Wenn nun etwa eine App entwickelt werden soll, die einen Überblick über den Bestand von Frontscheiben für den 3er-BMW gibt, wird ein agiles Team beauftragt, das von der Planung über die Programmierung bis zum Betreiben alles in der Hand hat. Es verfügt über drei Funktionen: Bei BMW gibt es einen „Product Owner“, der die fachliche Führung innehat, Aufgaben priorisiert, mit dem Kunden im Kontakt ist. Es gibt einen „Agile Master“, der für prozessuale Führung zuständig ist, reibungsloses Arbeiten ermöglicht.
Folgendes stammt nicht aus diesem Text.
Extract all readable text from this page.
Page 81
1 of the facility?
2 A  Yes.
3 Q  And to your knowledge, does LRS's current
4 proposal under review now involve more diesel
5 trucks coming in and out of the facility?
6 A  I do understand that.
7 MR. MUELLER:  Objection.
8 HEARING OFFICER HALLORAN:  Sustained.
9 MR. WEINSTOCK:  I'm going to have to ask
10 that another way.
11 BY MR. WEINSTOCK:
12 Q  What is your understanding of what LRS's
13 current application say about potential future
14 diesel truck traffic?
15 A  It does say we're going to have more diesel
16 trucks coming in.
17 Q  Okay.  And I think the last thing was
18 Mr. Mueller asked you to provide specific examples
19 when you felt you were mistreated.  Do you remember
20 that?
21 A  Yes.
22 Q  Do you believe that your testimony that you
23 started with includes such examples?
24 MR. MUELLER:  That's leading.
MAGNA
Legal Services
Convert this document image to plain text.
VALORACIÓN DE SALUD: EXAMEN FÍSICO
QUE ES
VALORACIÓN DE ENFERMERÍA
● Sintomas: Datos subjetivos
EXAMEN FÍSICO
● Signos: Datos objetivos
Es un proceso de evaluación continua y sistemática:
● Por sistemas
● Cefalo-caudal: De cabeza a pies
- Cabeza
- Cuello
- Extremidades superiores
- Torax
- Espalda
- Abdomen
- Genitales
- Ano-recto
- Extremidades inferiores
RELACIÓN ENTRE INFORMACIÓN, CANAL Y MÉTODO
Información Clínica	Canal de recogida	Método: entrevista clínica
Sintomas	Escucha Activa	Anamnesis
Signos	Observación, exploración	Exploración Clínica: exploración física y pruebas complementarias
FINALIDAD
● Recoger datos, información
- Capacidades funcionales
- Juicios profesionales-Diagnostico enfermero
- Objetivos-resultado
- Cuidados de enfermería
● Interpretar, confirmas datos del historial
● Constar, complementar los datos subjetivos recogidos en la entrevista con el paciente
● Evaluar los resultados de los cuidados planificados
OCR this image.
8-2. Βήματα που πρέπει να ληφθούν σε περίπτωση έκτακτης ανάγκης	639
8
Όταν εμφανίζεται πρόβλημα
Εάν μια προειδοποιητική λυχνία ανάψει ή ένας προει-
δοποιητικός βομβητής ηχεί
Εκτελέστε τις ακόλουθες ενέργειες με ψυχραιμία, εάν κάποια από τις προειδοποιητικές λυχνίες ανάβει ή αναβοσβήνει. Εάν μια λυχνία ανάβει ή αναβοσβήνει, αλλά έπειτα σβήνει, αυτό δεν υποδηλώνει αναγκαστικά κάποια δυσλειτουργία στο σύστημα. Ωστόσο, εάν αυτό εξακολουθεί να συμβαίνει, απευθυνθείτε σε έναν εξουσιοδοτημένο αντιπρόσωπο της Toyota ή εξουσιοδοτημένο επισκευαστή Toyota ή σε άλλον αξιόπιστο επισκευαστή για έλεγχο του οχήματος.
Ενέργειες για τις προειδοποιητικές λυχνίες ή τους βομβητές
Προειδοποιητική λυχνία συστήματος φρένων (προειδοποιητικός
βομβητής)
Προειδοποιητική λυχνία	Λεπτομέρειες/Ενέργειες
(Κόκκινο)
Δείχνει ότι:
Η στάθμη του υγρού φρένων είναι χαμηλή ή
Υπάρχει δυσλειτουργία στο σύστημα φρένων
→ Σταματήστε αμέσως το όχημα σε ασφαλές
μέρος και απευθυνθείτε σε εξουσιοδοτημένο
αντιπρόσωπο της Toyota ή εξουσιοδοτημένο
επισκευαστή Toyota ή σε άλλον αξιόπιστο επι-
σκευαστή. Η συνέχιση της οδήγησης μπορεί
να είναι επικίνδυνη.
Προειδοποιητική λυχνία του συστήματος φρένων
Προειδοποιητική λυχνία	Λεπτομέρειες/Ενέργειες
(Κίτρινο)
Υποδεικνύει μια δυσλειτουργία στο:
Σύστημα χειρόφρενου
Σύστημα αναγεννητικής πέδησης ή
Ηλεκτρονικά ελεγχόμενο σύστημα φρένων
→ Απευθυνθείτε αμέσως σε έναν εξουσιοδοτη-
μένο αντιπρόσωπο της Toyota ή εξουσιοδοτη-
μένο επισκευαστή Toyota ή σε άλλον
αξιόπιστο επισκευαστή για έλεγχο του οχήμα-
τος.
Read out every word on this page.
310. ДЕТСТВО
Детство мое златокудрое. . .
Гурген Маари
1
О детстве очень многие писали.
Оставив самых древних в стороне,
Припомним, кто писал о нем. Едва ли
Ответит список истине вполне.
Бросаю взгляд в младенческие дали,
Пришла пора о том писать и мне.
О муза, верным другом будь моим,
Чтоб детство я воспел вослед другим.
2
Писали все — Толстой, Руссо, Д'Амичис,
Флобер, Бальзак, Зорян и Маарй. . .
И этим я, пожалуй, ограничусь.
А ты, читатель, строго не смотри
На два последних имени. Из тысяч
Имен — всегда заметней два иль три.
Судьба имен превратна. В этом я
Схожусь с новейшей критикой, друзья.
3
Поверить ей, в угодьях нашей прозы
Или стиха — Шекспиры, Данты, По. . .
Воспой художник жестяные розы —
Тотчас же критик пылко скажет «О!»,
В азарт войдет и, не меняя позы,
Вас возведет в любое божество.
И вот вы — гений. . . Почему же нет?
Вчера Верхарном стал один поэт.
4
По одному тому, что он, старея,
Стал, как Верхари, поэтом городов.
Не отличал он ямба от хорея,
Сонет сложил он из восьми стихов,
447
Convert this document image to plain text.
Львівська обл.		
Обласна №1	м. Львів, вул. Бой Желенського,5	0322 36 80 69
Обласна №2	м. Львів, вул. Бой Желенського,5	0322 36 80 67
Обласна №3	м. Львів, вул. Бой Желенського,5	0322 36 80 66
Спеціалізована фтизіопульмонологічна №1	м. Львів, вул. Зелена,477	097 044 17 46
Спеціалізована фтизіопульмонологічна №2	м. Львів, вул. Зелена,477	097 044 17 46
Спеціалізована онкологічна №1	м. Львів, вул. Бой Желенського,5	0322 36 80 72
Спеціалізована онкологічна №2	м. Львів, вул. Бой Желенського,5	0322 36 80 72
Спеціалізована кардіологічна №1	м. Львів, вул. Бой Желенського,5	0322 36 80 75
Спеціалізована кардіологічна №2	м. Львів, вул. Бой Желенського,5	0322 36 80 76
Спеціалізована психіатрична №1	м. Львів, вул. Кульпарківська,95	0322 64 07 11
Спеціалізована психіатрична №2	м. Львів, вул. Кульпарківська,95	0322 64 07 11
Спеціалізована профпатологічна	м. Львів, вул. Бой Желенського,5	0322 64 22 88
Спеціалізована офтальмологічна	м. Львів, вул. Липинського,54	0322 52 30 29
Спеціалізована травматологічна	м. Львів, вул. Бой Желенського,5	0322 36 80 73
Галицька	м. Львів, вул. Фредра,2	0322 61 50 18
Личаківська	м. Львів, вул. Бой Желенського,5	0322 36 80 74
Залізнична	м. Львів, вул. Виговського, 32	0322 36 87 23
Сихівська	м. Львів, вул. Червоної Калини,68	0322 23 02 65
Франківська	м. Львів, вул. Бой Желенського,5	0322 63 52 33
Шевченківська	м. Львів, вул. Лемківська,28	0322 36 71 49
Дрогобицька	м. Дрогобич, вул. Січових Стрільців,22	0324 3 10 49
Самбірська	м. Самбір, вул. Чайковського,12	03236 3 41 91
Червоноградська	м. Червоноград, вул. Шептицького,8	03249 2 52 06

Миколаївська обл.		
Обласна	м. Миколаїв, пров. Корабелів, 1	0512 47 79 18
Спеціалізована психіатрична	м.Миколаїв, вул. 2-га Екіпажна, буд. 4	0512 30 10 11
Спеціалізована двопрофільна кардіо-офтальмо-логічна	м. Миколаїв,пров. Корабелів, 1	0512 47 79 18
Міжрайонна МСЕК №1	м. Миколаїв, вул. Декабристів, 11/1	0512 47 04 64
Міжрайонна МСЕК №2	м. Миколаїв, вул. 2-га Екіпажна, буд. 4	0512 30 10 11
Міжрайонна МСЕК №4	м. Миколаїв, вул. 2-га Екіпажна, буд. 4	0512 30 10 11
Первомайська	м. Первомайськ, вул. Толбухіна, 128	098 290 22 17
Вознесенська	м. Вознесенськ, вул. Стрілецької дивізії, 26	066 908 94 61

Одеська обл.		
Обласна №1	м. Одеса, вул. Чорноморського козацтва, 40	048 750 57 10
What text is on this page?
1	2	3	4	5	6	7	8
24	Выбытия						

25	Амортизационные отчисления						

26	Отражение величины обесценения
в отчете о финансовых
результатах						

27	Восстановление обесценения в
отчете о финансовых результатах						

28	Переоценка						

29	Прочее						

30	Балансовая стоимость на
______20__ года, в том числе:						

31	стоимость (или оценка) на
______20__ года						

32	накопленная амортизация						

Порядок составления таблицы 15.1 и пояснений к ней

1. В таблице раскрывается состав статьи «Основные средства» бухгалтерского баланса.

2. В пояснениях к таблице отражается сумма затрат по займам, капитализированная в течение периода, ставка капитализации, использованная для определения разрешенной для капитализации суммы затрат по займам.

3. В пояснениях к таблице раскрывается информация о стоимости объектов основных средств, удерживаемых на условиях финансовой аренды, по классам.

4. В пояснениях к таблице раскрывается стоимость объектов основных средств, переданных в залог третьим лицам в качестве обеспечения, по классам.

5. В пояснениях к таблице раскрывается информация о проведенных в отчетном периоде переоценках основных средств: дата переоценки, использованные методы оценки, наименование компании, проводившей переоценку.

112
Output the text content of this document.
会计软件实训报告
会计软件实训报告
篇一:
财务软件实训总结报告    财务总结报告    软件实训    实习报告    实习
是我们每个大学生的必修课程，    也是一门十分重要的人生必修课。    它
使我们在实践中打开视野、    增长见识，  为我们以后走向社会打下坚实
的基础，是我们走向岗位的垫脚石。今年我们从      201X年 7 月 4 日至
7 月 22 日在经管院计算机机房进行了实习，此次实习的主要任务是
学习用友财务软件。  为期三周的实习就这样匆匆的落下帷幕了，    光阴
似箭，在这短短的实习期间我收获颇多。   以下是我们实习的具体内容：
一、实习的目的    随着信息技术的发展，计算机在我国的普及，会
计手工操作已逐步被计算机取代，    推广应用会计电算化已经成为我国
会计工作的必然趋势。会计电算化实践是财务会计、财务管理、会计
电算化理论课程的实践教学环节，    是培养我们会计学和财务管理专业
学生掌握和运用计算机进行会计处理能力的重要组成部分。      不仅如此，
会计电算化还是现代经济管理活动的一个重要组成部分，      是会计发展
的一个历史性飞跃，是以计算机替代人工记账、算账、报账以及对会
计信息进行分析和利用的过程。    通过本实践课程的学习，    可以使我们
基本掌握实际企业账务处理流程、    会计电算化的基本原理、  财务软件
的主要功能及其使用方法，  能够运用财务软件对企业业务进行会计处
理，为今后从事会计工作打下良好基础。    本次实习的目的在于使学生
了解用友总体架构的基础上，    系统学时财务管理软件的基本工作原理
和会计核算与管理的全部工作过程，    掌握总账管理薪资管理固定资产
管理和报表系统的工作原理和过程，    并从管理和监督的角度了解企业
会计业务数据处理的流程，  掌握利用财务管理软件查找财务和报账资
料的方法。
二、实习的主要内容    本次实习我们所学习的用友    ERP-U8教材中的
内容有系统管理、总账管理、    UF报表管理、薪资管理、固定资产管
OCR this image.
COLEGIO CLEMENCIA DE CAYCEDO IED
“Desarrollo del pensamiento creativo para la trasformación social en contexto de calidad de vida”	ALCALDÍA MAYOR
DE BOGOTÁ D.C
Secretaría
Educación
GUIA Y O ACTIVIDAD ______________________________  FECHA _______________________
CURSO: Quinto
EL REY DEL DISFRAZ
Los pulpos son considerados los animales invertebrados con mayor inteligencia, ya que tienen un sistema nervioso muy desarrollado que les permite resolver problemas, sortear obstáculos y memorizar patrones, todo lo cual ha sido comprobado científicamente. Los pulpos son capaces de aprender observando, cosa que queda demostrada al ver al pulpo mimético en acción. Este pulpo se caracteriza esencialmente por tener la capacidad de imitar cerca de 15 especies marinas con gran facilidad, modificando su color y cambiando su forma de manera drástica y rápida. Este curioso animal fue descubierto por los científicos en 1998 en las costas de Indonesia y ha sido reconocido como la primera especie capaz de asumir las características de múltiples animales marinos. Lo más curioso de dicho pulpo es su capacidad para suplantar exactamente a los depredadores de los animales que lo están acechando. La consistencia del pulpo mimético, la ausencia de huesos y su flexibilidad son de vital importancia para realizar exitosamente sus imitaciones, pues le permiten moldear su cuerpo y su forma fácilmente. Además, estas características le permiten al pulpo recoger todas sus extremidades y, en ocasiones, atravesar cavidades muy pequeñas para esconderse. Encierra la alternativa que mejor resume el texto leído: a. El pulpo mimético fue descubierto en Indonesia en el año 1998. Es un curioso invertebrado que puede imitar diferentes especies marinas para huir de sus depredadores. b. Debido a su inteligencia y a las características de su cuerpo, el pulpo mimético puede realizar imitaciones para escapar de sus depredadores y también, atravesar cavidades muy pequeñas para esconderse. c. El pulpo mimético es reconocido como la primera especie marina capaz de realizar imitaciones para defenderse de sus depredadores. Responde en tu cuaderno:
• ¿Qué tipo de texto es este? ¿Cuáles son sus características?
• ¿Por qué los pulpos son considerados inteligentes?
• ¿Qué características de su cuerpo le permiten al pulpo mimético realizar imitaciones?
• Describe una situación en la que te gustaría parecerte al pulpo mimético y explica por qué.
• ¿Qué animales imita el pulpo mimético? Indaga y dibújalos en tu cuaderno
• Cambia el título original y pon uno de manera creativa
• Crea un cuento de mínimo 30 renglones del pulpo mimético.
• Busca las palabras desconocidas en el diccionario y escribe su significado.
Schließlich gibt es einen „Line Manager“, der sich auf disziplinarische Führung konzentriert. „Die Aufgabe der Drei ist, dem Team den Rücken freizuhalten“, sagt Torsten Hartmann. „Es geht nicht um Kontrolle, sondern um Freiräume.“ Am IT-Standort bei BMW in München ist man dabei, die passenden Strukturen praxistauglich zu schaffen.